It’s been 30 years, and WE’RE STILL WAITING!!
In 1983, President Reagan’s National Commission on Excellence in Education published a report entitled “A Nation at Risk: The Imperative for Educational Reform.”
Among other things, the report contributed to the ever-growing (and still present) sense that American schools are failing, and it touched off a wave of local, state, and federal reform efforts.
This motivated me to leave the “corporate world” in 1990 and focus on “Critical Skills.” It led to the research and published reports mentioned elsewhere in this blog and articulated as the “Critical Skills;” It led to the creation of work-based learning programs and management systems (Coop2000®), project-based learning programs (Field Studies), and service learning programs (Community Service 2000).
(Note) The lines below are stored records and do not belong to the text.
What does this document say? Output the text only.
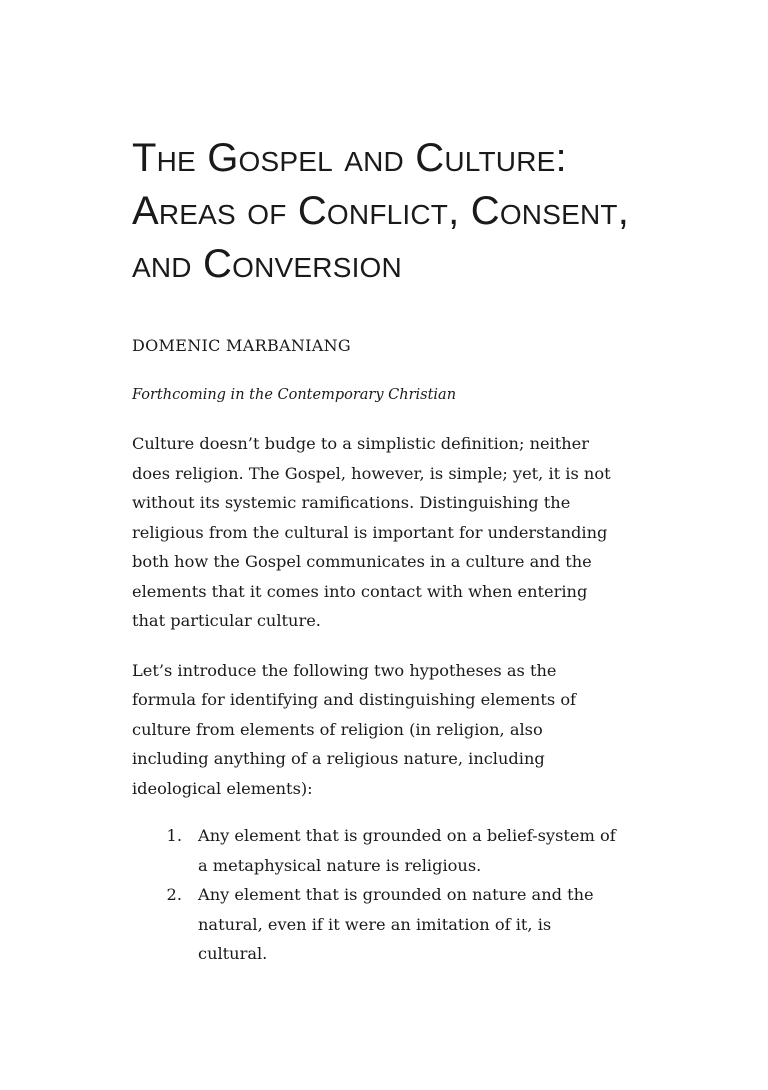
The Gospel and Culture:
Areas of Conflict, Consent,
and Conversion
DOMENIC MARBANIANG
Forthcoming in the Contemporary Christian

Culture doesn’t budge to a simplistic definition; neither
does religion. The Gospel, however, is simple; yet, it is not
without its systemic ramifications. Distinguishing the
religious from the cultural is important for understanding
both how the Gospel communicates in a culture and the
elements that it comes into contact with when entering
that particular culture.

Let’s introduce the following two hypotheses as the
formula for identifying and distinguishing elements of
culture from elements of religion (in religion, also
including anything of a religious nature, including
ideological elements):

1. Any element that is grounded on a belief-system of
a metaphysical nature is religious.
2. Any element that is grounded on nature and the
natural, even if it were an imitation of it, is
cultural.
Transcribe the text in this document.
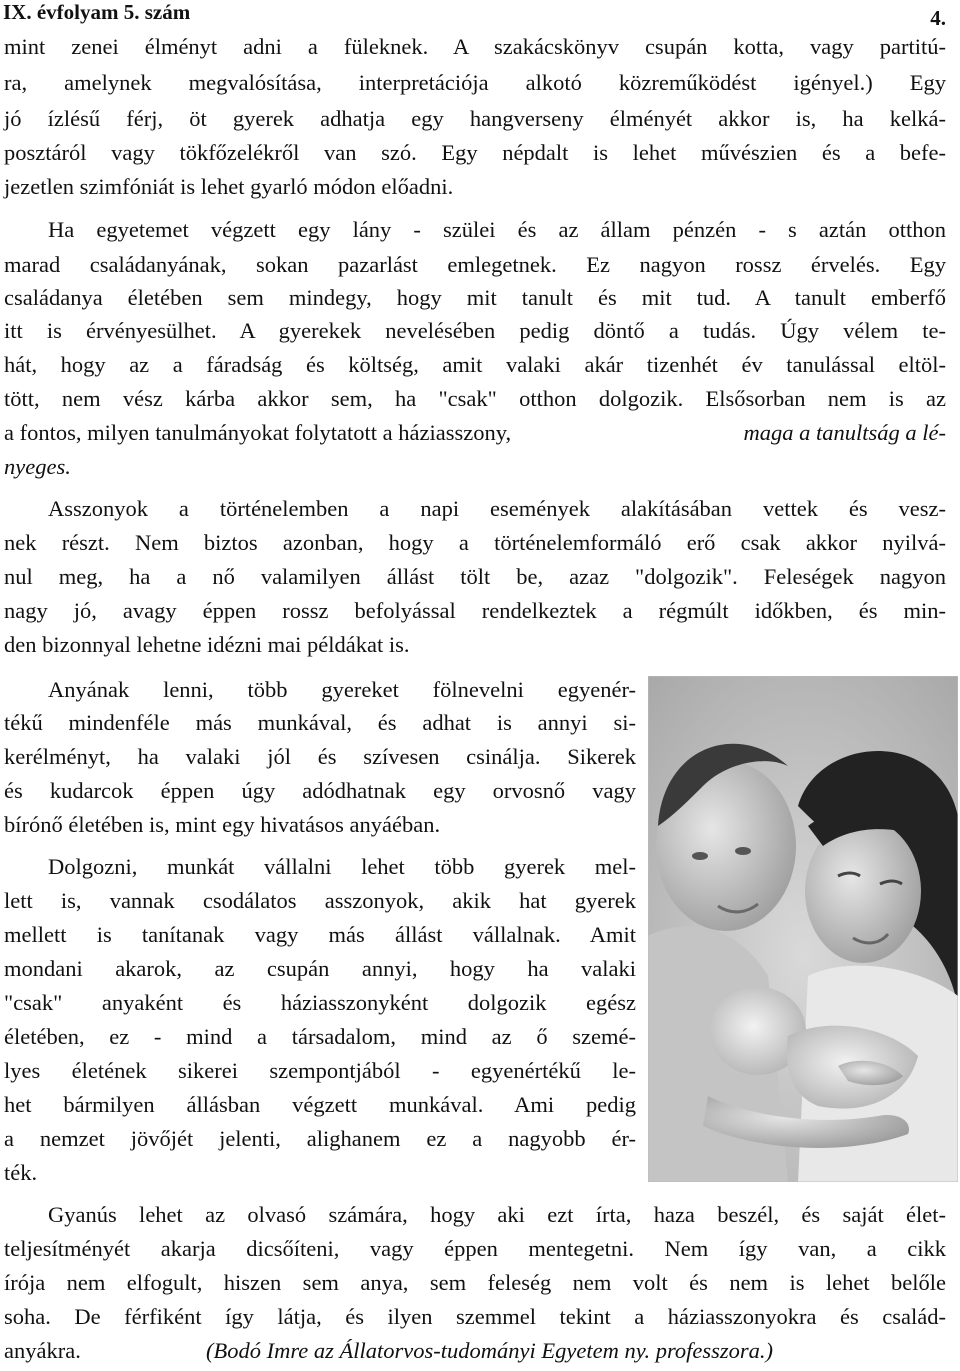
IX. évfolyam 5. szám	4.
mint zenei élményt adni a füleknek. A szakácskönyv csupán kotta, vagy partitú-
ra, amelynek megvalósítása, interpretációja alkotó közreműködést igényel.) Egy
jó ízlésű férj, öt gyerek adhatja egy hangverseny élményét akkor is, ha kelká-
posztáról vagy tökfőzelékről van szó. Egy népdalt is lehet művészien és a befe-
jezetlen szimfóniát is lehet gyarló módon előadni.
Ha egyetemet végzett egy lány - szülei és az állam pénzén - s aztán otthon
marad családanyának, sokan pazarlást emlegetnek. Ez nagyon rossz érvelés. Egy
családanya életében sem mindegy, hogy mit tanult és mit tud. A tanult emberfő
itt is érvényesülhet. A gyerekek nevelésében pedig döntő a tudás. Úgy vélem te-
hát, hogy az a fáradság és költség, amit valaki akár tizenhét év tanulással eltöl-
tött, nem vész kárba akkor sem, ha "csak" otthon dolgozik. Elsősorban nem is az
a fontos, milyen tanulmányokat folytatott a háziasszony,	maga a tanultság a lé-
nyeges.
Asszonyok a történelemben a napi események alakításában vettek és vesz-
nek részt. Nem biztos azonban, hogy a történelemformáló erő csak akkor nyilvá-
nul meg, ha a nő valamilyen állást tölt be, azaz "dolgozik". Feleségek nagyon
nagy jó, avagy éppen rossz befolyással rendelkeztek a régmúlt időkben, és min-
den bizonnyal lehetne idézni mai példákat is.
Anyának lenni, több gyereket fölnevelni egyenér-
tékű mindenféle más munkával, és adhat is annyi si-
kerélményt, ha valaki jól és szívesen csinálja. Sikerek
és kudarcok éppen úgy adódhatnak egy orvosnő vagy
bírónő életében is, mint egy hivatásos anyáéban.
Dolgozni, munkát vállalni lehet több gyerek mel-
lett is, vannak csodálatos asszonyok, akik hat gyerek
mellett is tanítanak vagy más állást vállalnak. Amit
mondani akarok, az csupán annyi, hogy ha valaki
"csak" anyaként és háziasszonyként dolgozik egész
életében, ez - mind a társadalom, mind az ő szemé-
lyes életének sikerei szempontjából - egyenértékű le-
het bármilyen állásban végzett munkával. Ami pedig
a nemzet jövőjét jelenti, alighanem ez a nagyobb ér-
ték.
Gyanús lehet az olvasó számára, hogy aki ezt írta, haza beszél, és saját élet-
teljesítményét akarja dicsőíteni, vagy éppen mentegetni. Nem így van, a cikk
írója nem elfogult, hiszen sem anya, sem feleség nem volt és nem is lehet belőle
soha. De férfiként így látja, és ilyen szemmel tekint a háziasszonyokra és család-
anyákra.	(Bodó Imre az Állatorvos-tudományi Egyetem ny. professzora.)
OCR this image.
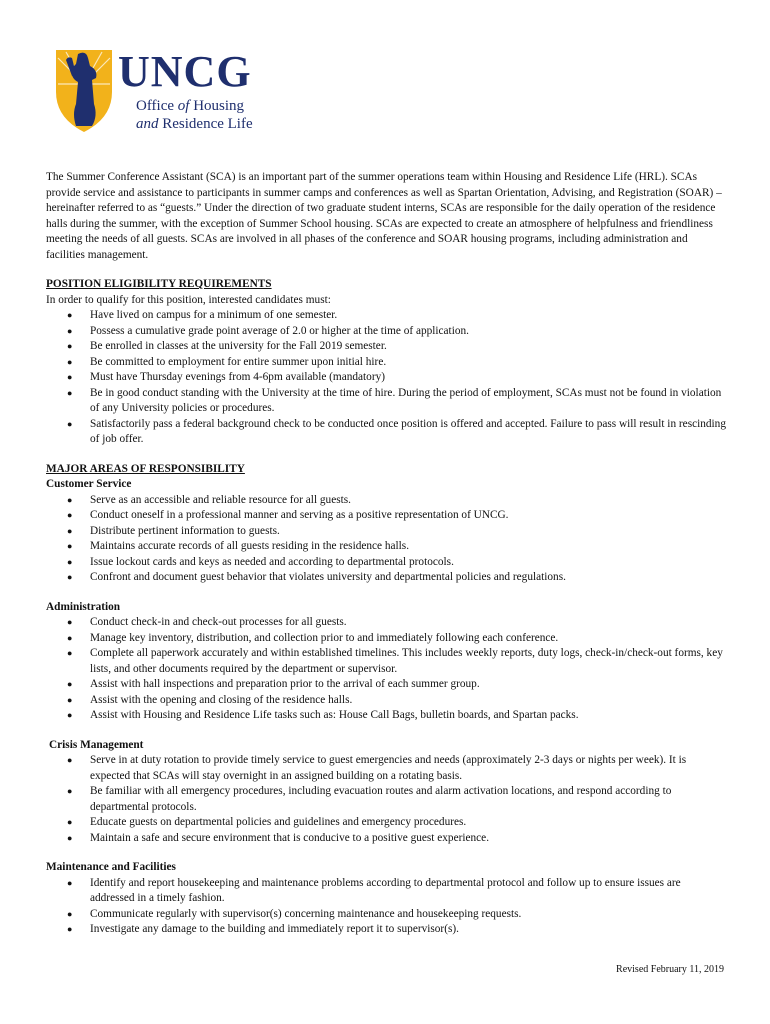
UNCG
Office of Housing
and Residence Life

The Summer Conference Assistant (SCA) is an important part of the summer operations team within Housing and Residence Life (HRL). SCAs provide service and assistance to participants in summer camps and conferences as well as Spartan Orientation, Advising, and Registration (SOAR) – hereinafter referred to as “guests.” Under the direction of two graduate student interns, SCAs are responsible for the daily operation of the residence halls during the summer, with the exception of Summer School housing. SCAs are expected to create an atmosphere of helpfulness and friendliness meeting the needs of all guests. SCAs are involved in all phases of the conference and SOAR housing programs, including administration and facilities management.

POSITION ELIGIBILITY REQUIREMENTS

In order to qualify for this position, interested candidates must:

● Have lived on campus for a minimum of one semester.
● Possess a cumulative grade point average of 2.0 or higher at the time of application.
● Be enrolled in classes at the university for the Fall 2019 semester.
● Be committed to employment for entire summer upon initial hire.
● Must have Thursday evenings from 4-6pm available (mandatory)
● Be in good conduct standing with the University at the time of hire. During the period of employment, SCAs must not be found in violation of any University policies or procedures.
● Satisfactorily pass a federal background check to be conducted once position is offered and accepted. Failure to pass will result in rescinding of job offer.

MAJOR AREAS OF RESPONSIBILITY

Customer Service

● Serve as an accessible and reliable resource for all guests.
● Conduct oneself in a professional manner and serving as a positive representation of UNCG.
● Distribute pertinent information to guests.
● Maintains accurate records of all guests residing in the residence halls.
● Issue lockout cards and keys as needed and according to departmental protocols.
● Confront and document guest behavior that violates university and departmental policies and regulations.

Administration

● Conduct check-in and check-out processes for all guests.
● Manage key inventory, distribution, and collection prior to and immediately following each conference.
● Complete all paperwork accurately and within established timelines. This includes weekly reports, duty logs, check-in/check-out forms, key lists, and other documents required by the department or supervisor.
● Assist with hall inspections and preparation prior to the arrival of each summer group.
● Assist with the opening and closing of the residence halls.
● Assist with Housing and Residence Life tasks such as: House Call Bags, bulletin boards, and Spartan packs.

Crisis Management

● Serve in at duty rotation to provide timely service to guest emergencies and needs (approximately 2-3 days or nights per week). It is expected that SCAs will stay overnight in an assigned building on a rotating basis.
● Be familiar with all emergency procedures, including evacuation routes and alarm activation locations, and respond according to departmental protocols.
● Educate guests on departmental policies and guidelines and emergency procedures.
● Maintain a safe and secure environment that is conducive to a positive guest experience.

Maintenance and Facilities

● Identify and report housekeeping and maintenance problems according to departmental protocol and follow up to ensure issues are addressed in a timely fashion.
● Communicate regularly with supervisor(s) concerning maintenance and housekeeping requests.
● Investigate any damage to the building and immediately report it to supervisor(s).
Revised February 11, 2019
These programs were featured in the US Department of Labor’s publication, “Teaching the SCANS Competencies.”
In 1992, President Bush’s Secretary’s Commission on Achieving Necessary Skills published a report entitled “Learning a Living: A Blueprint for High Performance” as well as the publication “Teaching the SCANS Competencies.” The effort articulated three fundamental skills as well as five competencies.
These reports ultimately led to the School-to-Work Opportunities Act of 1994.
School-to-Work was an excellent program designed to provide “seed money” funding for schools to set up programs that would enable them to teach “skills” – mainly through (but not limited to) work-based learning activities.
Sadly, however, thanks to the efforts of highly conservative organizations such as the Eagle Forum, the program was ultimately defunded and many of the excellent programs established through the Act withered and died.
The No Child Left Behind (NCLB) Act of 2001 focused on holding schools responsible for meeting standards based on the premise that setting high standards and establishing measurable goals can improve individual outcomes in education. The progress/performance of schools was measured through standardized testing. The NCLB Act made no provisions to require schools to teach or measure “skills.”
Since 2001 there have been several studies and reports articulating the need for skills and competencies to meet the needs of an ever-changing workforce. Such studies were conducted both in the United States and overseas, and include:
- APA Organizational Center for Excellence – Critical skills needs and resources for the changing workforce: Keeping skills competitive
- Solutions – Workplace Skills You Need Most
- 21st Century Competencies and their Impact – An Interdisciplinary Literature Review by David Finegold and Alexis Spencer Notabartolo
- Society for Human Resource Management – Critical Skills for the Changing Workforce (Full Report)
- Society for Human Resource Management – Critical Skills for the Changing Workforce (Condensed Summary)
- National Employer Skills Survey for England 2009 Key findings 2000
Reading these reports, you will obviously conclude that nothing much has changed regarding the fundamental “Critical Skills” needed to compete in the world economy of today. Certainly the “Technical Skills” or “Core Competencies” have changed with the times, but the requirements of Communications skills, Problem Solving skills (Analytical/Information), Teamwork, and the like have remained the same.
So – WAKE UP AMERICA! It’s time to stop studying and start developing skills!